June 18 - July 10, 2026
Page Gallery is pleased to present, There, There, an exhibition of paintings by Terry Powers.
This exhibit is on view June 18 - July 10, 2026. Join us for an opening reception, Thursday, June 18 from 5-7pm. Bay View Street is closed to traffic, galleries and shops are open through town for the Camden Art Walk. Crafts from the Camden Library's Miss Amy. Live music from Bay Chamber Jazz Ensemble. Food from Taqueria Max.


There, There
“I love all things,
not because they are
burnished with glory
or have a golden sheen,
but because they are
only things.”
-Pablo Neruda
These paintings begin with the belief that looking closely is its own kind of commitment. They belong to a tradition of painters who understand observation not simply as description, but as a way of staying with the world long enough for it to become unfamiliar again. In Terry Powers’ work, affection is never sentimental or overstated. It emerges through attention itself: through the repeated act of returning to ordinary things and allowing them the time and space to fully register. Pipes in snowbanks, gates, tractor tires, construction beams, quilts, cluttered tabletops, backyard trees—these are modest subjects, but they are painted with such steadiness and concentration that they begin to exceed their own everydayness.
Powers paints as though nothing is beneath notice. A culvert pipe becomes monumental against winter light; a red gate cuts across a field with the force of abstraction; a yellow steel beam stretches through space like a modernist gesture discovered accidentally at a construction site. These paintings do not seek spectacle. Their drama comes instead from selection—from recognizing where visual pressure already exists in the world and holding it still long enough for it to become strange.
The work carries the atmosphere of a lived encounter rather than a staged composition. Dates and handwritten notes remain scrawled on surfaces like field annotations, reminders that these paintings are not inventions but meetings. And yet they are never simply descriptive. We extrapolate from them, as we do from the paintings; they are snapshots of a space that we imagine extending far beyond the edge of the canvas. The writing operates as a record that the artist stood there, returned there. The viewer becomes aware not only of the depicted object, but of the ongoing process of attention itself.
Powers understands that representation and abstraction are neighboring languages. The paintings are built through shape relationships: dark against light, curve against angle, compression against openness. The tractor tire matters as much for its heavy black circular mass as for its identity as machinery. The quilt paintings oscillate between domestic artifact and pure geometry. Even the still lifes—glass jars, oranges, flowers—can at moments dissolve into arrangements of color and brushstroke before reassembling themselves as recognizable things.

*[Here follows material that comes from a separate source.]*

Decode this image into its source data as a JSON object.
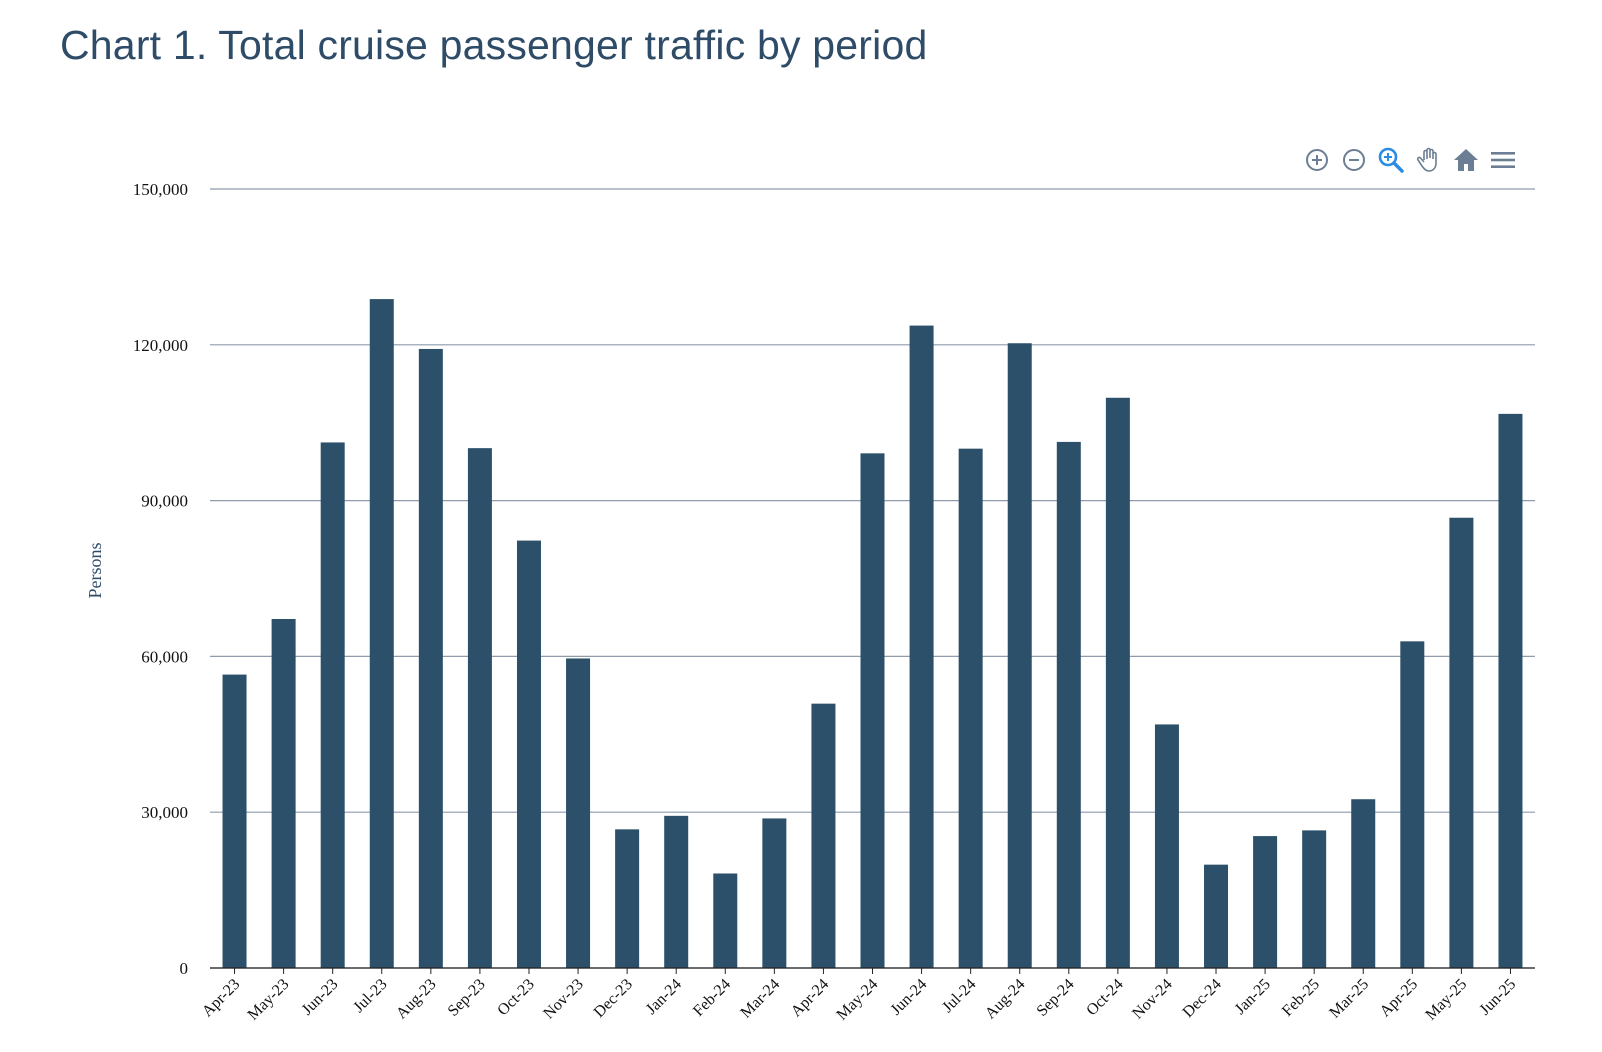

This movement between object and abstraction gives the paintings much of their vitality. Looking at them, one continually shifts between reading the image and reading the paint itself. Brushstrokes sit on top of one another; edges flicker between precision and collapse; passages of quick notation coexist with areas of dense attention. The paintings refuse polished illusionism. Instead, they insist gently but firmly on their own making.
In this sense, the paintings also resist the habits of contemporary image culture, which increasingly trains us to scan rather than notice. Powers works against that velocity of seeing. His paintings ask for duration rather than reaction; they slow perception down enough for looking to become active again. What initially appears ordinary gradually reveals itself as visually dense and emotionally layered.
Color operates less as an embellishment than as a structure. Industrial reds and yellows recur throughout the work because the world itself has already arranged these motifs. Snow contains warm violets and blue-gray shadows; greens fracture into dozens of temperatures; orange pipes glow against muted winter fields with accidental theatricality. One senses the artist discovering these harmonies rather than imposing them.
In this way, Powers’ sensibility recalls the poetic ethic of Pablo Neruda, particularly in Odes to Common Things, where socks, soap, bread, and chairs are granted the dignity of sustained attention. Powers and Neruda share a similar conviction that reverence emerges when you learn to look without hierarchy. These paintings embody a democratic form of attention: the belief that significance is not assigned by cultural prestige, but discovered through sustained looking. Common objects can be seen not as symbols standing in for something grander, but as presences fully deserving of encounter in themselves.
This quality of sustained presence helps explain why the paintings feel less like declarations than invitations. As writer Tamsin Smith observed, “These paintings do not lecture, they offer you a chair, a cup of coffee and a wonderful conversation about the meaning of life or that thing that happened on the way to the store. They are vital, they are real, and they are necessary in the way that friendship is. They are the subtlest form of treasure.” The warmth Smith identifies comes not from sentimentality, but from the paintings’ openness and generosity of attention.
Powers approaches the world without hierarchy or irony; the paintings ask only that we remain with them long enough to notice how much feeling and formal complexity ordinary life already contains. Their intimacy lies in their patience. Like friendship, they accrue meaning slowly, through repeated encounters and accumulated observation rather than spectacle or persuasion. In an era that often rewards spectacle or conceptual distance, these paintings possess the courage of direct attention. Their achievement lies not in transforming ordinary life into fantasy, but in revealing how visually mysterious ordinary life already is.